Toxicity classification methodology
Toxicity classification for all chemicals reported by Vardavas et al. was sought in the classification and labelling information database of the European Chemicals Agency [13]. The EU provides clear guidance on the estimation of toxicity of chemicals and mixtures through the CLP regulation [10, 11]. Each chemical is classified according to different hazards. There are mainly 3 types of hazard classes: physical hazards, health hazards and environmental hazards [14]. Based on the type of hazard and toxicity classification, specific hazard statements are required each of which has a specific code [15].
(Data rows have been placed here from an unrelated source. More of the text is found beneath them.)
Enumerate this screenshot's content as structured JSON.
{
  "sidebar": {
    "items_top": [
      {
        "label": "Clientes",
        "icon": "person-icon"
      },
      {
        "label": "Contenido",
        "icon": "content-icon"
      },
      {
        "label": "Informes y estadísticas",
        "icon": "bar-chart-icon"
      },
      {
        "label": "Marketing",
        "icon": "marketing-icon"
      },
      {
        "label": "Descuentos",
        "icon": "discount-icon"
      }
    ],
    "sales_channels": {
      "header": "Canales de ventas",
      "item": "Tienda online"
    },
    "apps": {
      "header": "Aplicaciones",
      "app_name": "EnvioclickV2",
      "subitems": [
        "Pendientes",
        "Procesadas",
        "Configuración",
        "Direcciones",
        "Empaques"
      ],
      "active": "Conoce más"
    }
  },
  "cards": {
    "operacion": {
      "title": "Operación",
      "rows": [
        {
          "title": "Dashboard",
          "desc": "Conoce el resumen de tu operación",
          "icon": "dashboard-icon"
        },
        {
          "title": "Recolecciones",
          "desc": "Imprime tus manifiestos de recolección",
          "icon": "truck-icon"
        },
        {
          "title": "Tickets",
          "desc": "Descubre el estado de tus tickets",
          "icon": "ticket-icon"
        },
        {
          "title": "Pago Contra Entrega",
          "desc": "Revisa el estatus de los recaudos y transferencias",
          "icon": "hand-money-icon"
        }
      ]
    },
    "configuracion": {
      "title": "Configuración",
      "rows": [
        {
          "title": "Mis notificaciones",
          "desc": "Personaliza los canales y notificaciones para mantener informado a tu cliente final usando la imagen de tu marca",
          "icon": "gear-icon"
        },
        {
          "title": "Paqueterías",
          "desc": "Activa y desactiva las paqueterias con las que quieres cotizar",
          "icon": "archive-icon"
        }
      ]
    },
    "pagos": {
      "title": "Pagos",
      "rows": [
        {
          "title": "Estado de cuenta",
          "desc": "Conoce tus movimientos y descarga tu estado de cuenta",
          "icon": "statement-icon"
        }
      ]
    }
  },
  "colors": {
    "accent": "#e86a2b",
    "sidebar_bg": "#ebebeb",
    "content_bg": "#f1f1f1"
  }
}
Health hazards include acute toxicity for oral, dermal and inhalation exposure, with chemicals being allocated to one of four toxicity categories (Category 1 to 4) according to specific numeric criteria. For these health hazards, acute toxicity values are expressed as approximate LD50 values or as acute toxicity estimates (ATE) from experimental data [10]. The classification categories are defined according to dose cut-off values of chemicals (in mg/kg body weight) causing toxicity in animals, with higher dose needed to cause toxicity corresponding to lower toxicity classification. E-cigarette liquids are mixtures, with flavouring chemicals diluted in non-toxic solvents (PG and VG). Therefore, the method of classification of mixtures for toxicity was used to identify the toxicity classification of each chemical at the concentrations reported by Vardavas et al. Since test data on the mixture itself or similar mixtures are not available, the classification was based on calculation thresholds. Two types of analyses were performed. In one, each compound reported in the study by Vardavas et al. [8] was assumed to be the only component of the mixture dissolved in non-toxic solvents (PG and VG) at the maximum levels reported by Vardavas et al. A limitation of this method is that electronic cigarette liquids contain more than one flavouring chemical that could have a toxicity classification. Unfortunately, the previous study did not provide information on the composition of each of the liquids tested. Thus, and to address this limitation, we calculated the toxicity estimate for a hypothetical final solution (e-cigarette liquid) containing all the flavouring chemicals at the maximum concentration reported by Vardavas et al. This is performed using the additivity formula (10), which involves adding the Acute Toxicity Estimate (ATE) of each ingredient for each hazard classification, in this case of all compounds at the maximum concentrations reported by Vardavas et al. While it is unlikely that an e-cigarette liquid would contain all these flavouring chemicals at the maximum reported concentrations, it provides an estimate of the worst-possible case scenario based on the study findings. Thus, to estimate the hazard classification for mixtures, we used the following formula:
$$ \frac{100}{ATEmix}=\frac{\sum \limits_n Ci}{ATEi} $$
where ATEmix is the acute toxicity estimate of the mixture containing a specific concentration of the chemical, n is the number of ingredients (one ingredient for the analysis of each compound separately and sum of all ingredients in the analysis of a liquid containing all ingredients in maximum concentrations), Ci is the concentration of the chemical i in the mixture, and ATEi is the converted acute toxicity point estimate of chemical i. Since toxicity classification to different categories is based on a range of acute toxicity estimates, we used the converted acute toxicity point estimates as recommended by the CLP regulation in the calculations [10]. It should be clarified that lower ATEi represents lower exposure dose needed to cause toxicity and thus higher toxicity classification (i.e. more toxic). Similarly, lower ATEmix represents lower exposure dose of the mixture needed to cause toxicity and thus higher toxicity.
For other health and for environmental hazards, such as skin corrosion and irritation, eye irritation, respiratory irritation and toxicity to aquatic life, percent concentrations of the chemical are used to determine the different toxicity categories (Table 2). For these hazards, the maximum concentrations reported by Vardavas et al. were used. Separate analyses were performed considering that each chemical represents a unique mixture with the chemical present at the maximum concentration and assuming that an e-cigarette liquid contains all ingredients at the maximum concentrations reported. In the latter case, the concentrations of each compound having a specific toxicity classification were added in order to calculate the toxicity classification for the final mixture.